8

244 57 37
                                    



:: Selamat Membaca ::



"Sebab Mencintaimu Tak Membutuhkan Alasan"



Myungsoo sama sekali tidak dapat dihubungi. Kalau tidak diangkat, panggilannya di reject. Jiyeon merasa Myungsoo berlaku tidak sopan. Pesan pun tidak dibalas. Benar-benar manusia tidak punya perasaan, gerutu Jiyeon.

"Keruh amat wajahmu, Ji." Jieun mendekatkan wajahnya kepada Jiyeon, geleng-geleng kepala. "Nggak perlu dipikirin banget masalah Yein. Dia dibawa pulang keluarganya, kita nggak ada hak untuk melarang."

"Dia mau dipaksa nikah, Jieun. Pelanggaran hak asasi manusia itu."

"Ya mungkin sekarang Yein merasa dipaksa, tapi kalau nanti dia sudah nikah, jadi terbiasa, lalu malah jadi suka, gimana coba? Banyak kan pernikahan hasil perjodohan yang justru bertahan berpuluh-puluh tahun." Jiyeon merasa Jieun nggak membantu mmeringankan beban hatinya. "Ingat pepatah, Ji. Cinta tumbuh karena terbiasa," tambah Jieun lagi.

"Sok tau sekali." Jiyeon makin manyun. Tiga hari sejak Yein dibawa pergi pamannya, dia belum memberi kabar sama sekali. Nomor ponselnya juga tidak dapat dihubungi. Ibunya Jiyeon hanya dapat menghubungi Yang Ahjumma, orang yang dulu membawa Yein ke rumah mereka untuk menggantikan dia. Yang Ahjumma malah bilang tidak tahu tentang masalah yang terjadi kepada Yein.

"Gimana kabar Seungho, Ji? Kulihat di instagramnya dia lagi sibuk ujian.

"Nah itu sudah tau, ngapain tanya lagi."

"Ih, jutek amat. Kamu kenapa sih, belakangan jadi aneh." Jieun menutup pintu ruangan Jiyeon. "Baru empat hari nggak kudampingi kok auramu sudah berubah."

"Lagi sebel sama si tiang bendera itu," sembur Jiyeon, mengeluarkan kesal. Kemarin, dia menamai Myungsoo menara sutet, sebelumnya mercusuar. Semakin hari, semakin turun saja ketinggiannya.

"Siapa?"

"Kim Myungsoo."

"Memangnya dia ngapain?"

"Karena dia nggak ngapa-ngapain itu makanya bikin sebel."

"Ah, masalahnya bukan di dia kali, tapi di kamu. Mulai tertarik, tapi dicuekin. Hehehe..." Jieun terkekah-kekeh seperti dukun santet.

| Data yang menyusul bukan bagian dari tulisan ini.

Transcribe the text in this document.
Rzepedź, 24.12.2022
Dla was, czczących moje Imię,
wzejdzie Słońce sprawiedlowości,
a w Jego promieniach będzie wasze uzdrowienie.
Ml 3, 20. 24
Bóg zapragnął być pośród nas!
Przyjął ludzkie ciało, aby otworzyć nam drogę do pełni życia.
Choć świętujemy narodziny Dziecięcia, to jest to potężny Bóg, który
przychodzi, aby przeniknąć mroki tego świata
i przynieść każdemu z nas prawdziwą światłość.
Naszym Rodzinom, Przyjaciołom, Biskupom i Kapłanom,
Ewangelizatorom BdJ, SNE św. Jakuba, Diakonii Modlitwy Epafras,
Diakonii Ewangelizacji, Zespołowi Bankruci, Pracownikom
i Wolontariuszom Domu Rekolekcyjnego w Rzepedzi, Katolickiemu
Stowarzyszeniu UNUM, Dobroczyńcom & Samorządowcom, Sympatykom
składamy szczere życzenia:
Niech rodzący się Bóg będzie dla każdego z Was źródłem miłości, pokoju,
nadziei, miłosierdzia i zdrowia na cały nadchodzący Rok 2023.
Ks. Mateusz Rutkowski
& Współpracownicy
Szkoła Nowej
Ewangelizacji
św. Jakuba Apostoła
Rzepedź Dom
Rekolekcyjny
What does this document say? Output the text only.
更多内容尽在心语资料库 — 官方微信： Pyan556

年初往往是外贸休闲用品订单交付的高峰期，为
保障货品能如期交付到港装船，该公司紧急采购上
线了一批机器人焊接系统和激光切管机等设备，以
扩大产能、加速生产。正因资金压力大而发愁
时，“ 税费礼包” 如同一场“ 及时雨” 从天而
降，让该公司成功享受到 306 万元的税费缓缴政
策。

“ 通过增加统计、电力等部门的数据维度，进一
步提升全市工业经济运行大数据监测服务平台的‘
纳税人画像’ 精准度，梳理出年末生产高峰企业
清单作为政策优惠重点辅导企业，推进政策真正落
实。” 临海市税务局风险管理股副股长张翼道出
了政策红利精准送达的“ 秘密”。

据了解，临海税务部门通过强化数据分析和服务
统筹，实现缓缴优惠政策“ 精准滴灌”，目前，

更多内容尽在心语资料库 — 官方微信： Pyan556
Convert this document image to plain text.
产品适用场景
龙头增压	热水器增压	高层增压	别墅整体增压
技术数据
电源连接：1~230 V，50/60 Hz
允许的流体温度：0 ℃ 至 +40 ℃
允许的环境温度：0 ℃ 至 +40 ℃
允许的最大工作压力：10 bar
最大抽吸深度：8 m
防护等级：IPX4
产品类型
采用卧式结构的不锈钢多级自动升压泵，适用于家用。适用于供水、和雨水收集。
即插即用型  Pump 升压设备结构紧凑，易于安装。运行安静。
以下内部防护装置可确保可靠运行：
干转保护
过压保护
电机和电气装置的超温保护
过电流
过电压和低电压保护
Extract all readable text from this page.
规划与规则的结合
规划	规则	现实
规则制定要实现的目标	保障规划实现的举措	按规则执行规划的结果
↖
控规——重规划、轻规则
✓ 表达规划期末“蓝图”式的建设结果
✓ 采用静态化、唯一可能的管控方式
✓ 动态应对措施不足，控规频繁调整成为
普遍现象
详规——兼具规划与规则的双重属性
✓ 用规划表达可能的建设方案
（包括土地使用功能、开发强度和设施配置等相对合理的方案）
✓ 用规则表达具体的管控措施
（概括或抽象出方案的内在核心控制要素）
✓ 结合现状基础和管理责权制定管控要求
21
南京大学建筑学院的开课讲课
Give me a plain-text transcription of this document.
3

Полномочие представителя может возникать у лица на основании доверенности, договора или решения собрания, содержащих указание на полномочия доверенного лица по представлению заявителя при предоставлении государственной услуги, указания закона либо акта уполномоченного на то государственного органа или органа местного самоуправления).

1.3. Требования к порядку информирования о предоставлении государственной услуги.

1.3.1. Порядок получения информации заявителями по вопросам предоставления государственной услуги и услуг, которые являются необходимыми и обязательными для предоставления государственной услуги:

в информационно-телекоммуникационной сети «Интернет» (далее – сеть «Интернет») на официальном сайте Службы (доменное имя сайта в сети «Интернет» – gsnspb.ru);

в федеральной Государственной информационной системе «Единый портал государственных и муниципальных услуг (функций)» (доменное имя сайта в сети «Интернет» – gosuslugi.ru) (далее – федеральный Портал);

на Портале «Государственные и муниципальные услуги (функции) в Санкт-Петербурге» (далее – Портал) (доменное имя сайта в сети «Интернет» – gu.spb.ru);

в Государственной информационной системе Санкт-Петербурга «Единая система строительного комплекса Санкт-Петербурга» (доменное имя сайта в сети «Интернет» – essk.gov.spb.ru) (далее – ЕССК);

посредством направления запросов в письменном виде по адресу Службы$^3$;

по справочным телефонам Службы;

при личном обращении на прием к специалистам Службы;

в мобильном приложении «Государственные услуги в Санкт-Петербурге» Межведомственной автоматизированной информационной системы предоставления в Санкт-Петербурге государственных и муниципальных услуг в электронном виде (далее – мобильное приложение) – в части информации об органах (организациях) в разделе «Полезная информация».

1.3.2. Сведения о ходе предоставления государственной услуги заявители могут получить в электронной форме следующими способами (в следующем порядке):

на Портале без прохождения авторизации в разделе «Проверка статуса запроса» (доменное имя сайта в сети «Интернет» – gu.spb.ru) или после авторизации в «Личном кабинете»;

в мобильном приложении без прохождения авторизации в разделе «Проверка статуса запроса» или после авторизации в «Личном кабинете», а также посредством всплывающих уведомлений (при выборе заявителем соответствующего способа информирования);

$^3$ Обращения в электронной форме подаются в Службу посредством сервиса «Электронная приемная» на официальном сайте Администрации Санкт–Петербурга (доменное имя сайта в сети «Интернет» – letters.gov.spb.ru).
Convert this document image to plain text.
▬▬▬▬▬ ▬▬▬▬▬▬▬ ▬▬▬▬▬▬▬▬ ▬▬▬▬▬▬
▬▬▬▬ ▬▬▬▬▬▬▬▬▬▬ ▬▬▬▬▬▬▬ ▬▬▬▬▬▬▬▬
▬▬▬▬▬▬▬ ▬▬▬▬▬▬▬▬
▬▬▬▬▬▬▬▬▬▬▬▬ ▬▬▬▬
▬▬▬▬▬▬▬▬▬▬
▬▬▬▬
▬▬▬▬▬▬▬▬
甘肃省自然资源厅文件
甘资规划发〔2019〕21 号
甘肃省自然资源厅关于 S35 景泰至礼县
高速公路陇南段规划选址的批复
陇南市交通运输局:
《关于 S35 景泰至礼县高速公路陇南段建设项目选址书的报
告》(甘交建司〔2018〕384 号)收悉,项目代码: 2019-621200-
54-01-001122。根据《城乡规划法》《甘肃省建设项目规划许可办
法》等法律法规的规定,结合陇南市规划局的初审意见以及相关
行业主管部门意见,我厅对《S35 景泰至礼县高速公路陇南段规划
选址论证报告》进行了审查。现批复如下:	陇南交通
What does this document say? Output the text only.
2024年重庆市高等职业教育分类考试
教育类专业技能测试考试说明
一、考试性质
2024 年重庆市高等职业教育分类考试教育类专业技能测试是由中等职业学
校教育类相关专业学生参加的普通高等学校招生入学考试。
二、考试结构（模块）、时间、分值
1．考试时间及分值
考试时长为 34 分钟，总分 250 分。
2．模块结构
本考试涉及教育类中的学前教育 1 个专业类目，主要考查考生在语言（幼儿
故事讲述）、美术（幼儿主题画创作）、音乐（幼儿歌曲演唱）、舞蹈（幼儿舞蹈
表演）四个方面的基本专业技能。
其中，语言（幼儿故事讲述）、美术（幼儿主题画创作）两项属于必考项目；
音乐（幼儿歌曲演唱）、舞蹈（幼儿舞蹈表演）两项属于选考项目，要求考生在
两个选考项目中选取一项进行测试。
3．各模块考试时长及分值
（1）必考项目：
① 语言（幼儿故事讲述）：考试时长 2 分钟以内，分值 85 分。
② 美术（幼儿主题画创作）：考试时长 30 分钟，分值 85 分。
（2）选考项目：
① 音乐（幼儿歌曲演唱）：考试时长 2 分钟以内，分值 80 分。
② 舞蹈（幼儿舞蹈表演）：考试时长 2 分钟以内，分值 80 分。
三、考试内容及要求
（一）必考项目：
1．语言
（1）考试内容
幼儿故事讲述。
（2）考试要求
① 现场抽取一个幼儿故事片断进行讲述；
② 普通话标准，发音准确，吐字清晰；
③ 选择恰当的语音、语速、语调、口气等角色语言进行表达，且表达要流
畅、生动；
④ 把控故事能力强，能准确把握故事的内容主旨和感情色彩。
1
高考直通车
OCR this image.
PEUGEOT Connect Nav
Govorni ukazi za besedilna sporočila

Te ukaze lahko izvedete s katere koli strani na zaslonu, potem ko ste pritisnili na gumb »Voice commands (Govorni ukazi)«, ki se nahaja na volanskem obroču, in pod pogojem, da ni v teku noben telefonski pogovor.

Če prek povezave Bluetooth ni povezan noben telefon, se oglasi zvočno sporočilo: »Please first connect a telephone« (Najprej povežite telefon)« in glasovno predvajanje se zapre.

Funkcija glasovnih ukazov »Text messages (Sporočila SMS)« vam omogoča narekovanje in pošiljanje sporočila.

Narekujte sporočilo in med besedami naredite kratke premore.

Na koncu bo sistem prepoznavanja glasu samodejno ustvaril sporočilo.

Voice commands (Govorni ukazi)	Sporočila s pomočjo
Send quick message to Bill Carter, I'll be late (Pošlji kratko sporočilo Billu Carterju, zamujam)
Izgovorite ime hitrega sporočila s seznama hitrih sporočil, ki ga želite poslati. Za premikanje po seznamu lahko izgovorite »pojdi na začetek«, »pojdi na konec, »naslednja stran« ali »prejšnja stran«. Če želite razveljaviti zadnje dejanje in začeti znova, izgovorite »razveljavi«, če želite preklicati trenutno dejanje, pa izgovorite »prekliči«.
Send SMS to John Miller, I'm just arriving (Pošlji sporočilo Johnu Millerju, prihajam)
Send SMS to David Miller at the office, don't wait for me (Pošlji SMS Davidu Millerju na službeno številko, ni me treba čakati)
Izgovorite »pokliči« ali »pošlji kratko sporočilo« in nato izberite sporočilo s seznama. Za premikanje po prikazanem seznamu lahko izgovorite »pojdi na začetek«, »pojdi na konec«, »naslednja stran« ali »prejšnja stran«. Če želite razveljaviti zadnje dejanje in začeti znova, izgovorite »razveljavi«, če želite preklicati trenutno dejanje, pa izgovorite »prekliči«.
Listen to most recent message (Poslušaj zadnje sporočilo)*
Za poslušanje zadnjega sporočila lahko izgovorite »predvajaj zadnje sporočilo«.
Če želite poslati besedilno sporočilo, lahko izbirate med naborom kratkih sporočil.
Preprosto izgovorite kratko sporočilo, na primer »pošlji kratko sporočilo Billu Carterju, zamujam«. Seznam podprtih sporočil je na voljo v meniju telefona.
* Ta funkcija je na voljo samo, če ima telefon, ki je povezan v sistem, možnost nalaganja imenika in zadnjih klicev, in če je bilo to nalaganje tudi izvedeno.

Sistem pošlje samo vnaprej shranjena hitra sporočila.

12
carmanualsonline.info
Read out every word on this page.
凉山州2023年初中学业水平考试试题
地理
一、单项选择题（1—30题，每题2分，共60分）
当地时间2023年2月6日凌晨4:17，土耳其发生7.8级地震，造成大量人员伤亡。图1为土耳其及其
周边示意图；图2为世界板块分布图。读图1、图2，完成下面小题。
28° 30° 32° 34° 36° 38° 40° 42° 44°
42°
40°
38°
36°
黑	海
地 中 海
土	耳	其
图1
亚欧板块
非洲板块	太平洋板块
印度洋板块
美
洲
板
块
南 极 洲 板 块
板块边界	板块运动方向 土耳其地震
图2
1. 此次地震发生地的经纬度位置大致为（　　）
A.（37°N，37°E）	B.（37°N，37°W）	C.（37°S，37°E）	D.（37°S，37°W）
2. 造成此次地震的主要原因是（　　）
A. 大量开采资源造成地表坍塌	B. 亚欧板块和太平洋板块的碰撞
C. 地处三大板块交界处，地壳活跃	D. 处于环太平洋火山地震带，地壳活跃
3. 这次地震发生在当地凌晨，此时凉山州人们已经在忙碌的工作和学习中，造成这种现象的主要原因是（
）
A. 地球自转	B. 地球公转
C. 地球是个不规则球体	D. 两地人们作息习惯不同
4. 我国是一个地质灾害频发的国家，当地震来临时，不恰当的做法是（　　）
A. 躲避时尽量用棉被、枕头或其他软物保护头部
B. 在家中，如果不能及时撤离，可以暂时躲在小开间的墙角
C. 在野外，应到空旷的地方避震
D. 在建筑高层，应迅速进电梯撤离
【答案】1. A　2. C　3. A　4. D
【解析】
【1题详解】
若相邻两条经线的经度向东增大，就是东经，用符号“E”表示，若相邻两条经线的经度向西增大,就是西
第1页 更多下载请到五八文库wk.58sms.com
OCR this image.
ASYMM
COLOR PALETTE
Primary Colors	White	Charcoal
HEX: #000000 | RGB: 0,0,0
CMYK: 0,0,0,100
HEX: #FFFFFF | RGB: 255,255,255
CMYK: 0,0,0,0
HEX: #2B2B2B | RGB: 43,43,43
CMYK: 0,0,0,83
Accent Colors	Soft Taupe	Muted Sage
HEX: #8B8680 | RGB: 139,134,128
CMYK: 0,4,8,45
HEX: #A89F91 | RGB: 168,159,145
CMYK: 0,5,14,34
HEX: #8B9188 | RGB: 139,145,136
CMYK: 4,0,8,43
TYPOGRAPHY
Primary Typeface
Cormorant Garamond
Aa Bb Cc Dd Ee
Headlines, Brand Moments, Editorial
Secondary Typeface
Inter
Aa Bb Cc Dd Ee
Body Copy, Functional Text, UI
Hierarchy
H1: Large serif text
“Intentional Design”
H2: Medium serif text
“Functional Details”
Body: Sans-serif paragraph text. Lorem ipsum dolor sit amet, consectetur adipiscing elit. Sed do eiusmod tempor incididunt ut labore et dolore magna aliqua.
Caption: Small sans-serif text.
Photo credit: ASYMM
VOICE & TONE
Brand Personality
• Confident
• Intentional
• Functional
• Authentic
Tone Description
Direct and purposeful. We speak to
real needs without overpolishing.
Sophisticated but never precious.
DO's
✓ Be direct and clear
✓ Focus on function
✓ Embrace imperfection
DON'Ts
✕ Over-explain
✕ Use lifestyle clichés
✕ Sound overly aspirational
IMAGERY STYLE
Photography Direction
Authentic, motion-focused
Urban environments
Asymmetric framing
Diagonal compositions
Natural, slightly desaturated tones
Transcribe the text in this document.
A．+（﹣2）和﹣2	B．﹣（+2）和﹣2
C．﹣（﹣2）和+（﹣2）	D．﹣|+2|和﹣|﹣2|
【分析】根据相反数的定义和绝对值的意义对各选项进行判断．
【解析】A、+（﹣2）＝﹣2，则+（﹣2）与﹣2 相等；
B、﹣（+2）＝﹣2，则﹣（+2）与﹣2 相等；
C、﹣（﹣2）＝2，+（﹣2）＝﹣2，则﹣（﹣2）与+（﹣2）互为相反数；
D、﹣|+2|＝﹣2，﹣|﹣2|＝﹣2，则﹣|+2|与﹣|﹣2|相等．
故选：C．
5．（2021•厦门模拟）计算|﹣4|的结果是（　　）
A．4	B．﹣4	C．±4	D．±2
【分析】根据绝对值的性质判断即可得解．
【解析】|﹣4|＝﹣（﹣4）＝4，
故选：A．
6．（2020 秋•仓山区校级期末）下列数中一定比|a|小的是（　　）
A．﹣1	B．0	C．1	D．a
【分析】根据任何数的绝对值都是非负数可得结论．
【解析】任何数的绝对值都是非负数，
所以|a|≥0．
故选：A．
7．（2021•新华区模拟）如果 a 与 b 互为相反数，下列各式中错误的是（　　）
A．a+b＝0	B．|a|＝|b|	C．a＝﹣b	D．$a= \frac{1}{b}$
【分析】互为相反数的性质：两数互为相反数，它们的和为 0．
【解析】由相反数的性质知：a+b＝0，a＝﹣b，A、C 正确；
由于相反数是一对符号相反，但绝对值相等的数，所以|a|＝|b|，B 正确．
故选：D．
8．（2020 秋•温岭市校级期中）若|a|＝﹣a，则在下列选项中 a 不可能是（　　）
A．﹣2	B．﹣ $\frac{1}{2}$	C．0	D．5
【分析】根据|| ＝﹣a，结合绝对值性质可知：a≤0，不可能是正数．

"Siapa yang tertarik sama dia? Nggak ya." Tukas Jiyeon, menolak mentah-mentah. Memikirkannya setiap hari kan belum tentu tertarik. "Dia itu sudah sejak awal melibatkan diri dalam masalah Yein, nggak seharusnya berhenti di tengah jalan begini. Setidaknya, menunjukkan niat baik untuk membantu sampai tuntas." Dengan gemas, Jiyeon mencoret-coret kertas dihadapannya. Sketsa desain baju rancangannya makin tidak karuan. apalagi, tintanya jadi belepotan.

"Apa pun lah. Di telingaku, kamu tetap tertarik sama cowok ini. Belum pernah aku lihat kamu geregetan sama cowok. Bahkan, belum pernah kamu ngomongin cowok lain selain Seungho. Perkembangan yang menarik." Jieun tidak menyerah untuk memprovokasi.

Ponsel Jiyeon berbunyi. Cepat-cepat diangkatnya. Nomor tidak dikenal.

"Halo. Halo." Suara diseberang tidak jelas. "Halo, siapa ini? Halo. Eh, Yein? Suaramu putus-putus, Yein." Jiyeon berdiri, menyingkir dari kursi, bergerak kesana-kemari,  mencari posisi yang tepat agar bisa mendengar Yein bicara. Padahal, mungkin tidak ada pengaruhnya, orang yang buruk sinyal dari sana. "Halo, Yein. Kamu dimana? Gochang? Apa? Jadi menikah? Yein, kamu nangis? Iya. Iya. Halo. Yein. Yein!" Sudah terputus.